Eduardo Nunez: It didn't take long for Nunez to demonstrate that he's far better physically than he was a year ago. In the second, he was on the front-end of a double steal, then scampered home later in the inning on a shallow flyout to left, sliding in ahead of the throw. Later, Nunez roped a double to center to lead off the sixth, driving the ball harder than he did most of last season.
J.D. Martinez: Martinez was a master run producer a year ago, driving in a major league-high 130 runs and he picked right up where he left off with his first at-bat. With two on and one out in the top of the first, Martinez muscled a single into left field, scoring Betts from second base to provide the Sox with a quick 1-0 lead. Martinez later added another single in the fifth.
Mitch Moreland: The first baseman had some ugly at-bats and stranded a total of four baserunners over the course of the game, going 0-for-3 with a walk.

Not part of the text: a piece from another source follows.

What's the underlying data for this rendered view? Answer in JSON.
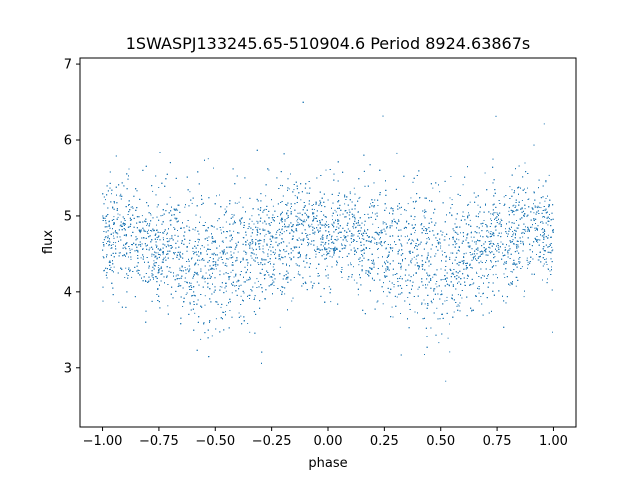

Heath Hembree: Remember last year, when Hembree was so effective with inherited runners? That didn't translate to Thursday. He came in with the bases loaded and one out in relief of Velazquez in the sixth and promptly threw four straight balls to force in a run.
QUOTE OF NOTE
"Throw this one in the trash can.'' — Chris Sale on his first start of the season.
- The loss marked the first time the Red Sox had allowed double figures in runs on Opening Day since 2002.
- For the first time in 10 career starts, Sale didn't post a quality start.
- Betts has hit safely in each of his five Opening Day starts, batting .429 (9-for-21) in that span.
- In making his fifth straight Opening Day start in right field, Betts became the first member of the Red Sox to do since Dwight Evans, who started 10 straight from 1978-97.
The Red Sox and Mariners play the second game of the four-game series Friday night at 10:10, with RHP Nathan Eovaldi (6-7, 3.81 in 2018) vs. LHP Yusei Kikuchi (0-0, 1.93).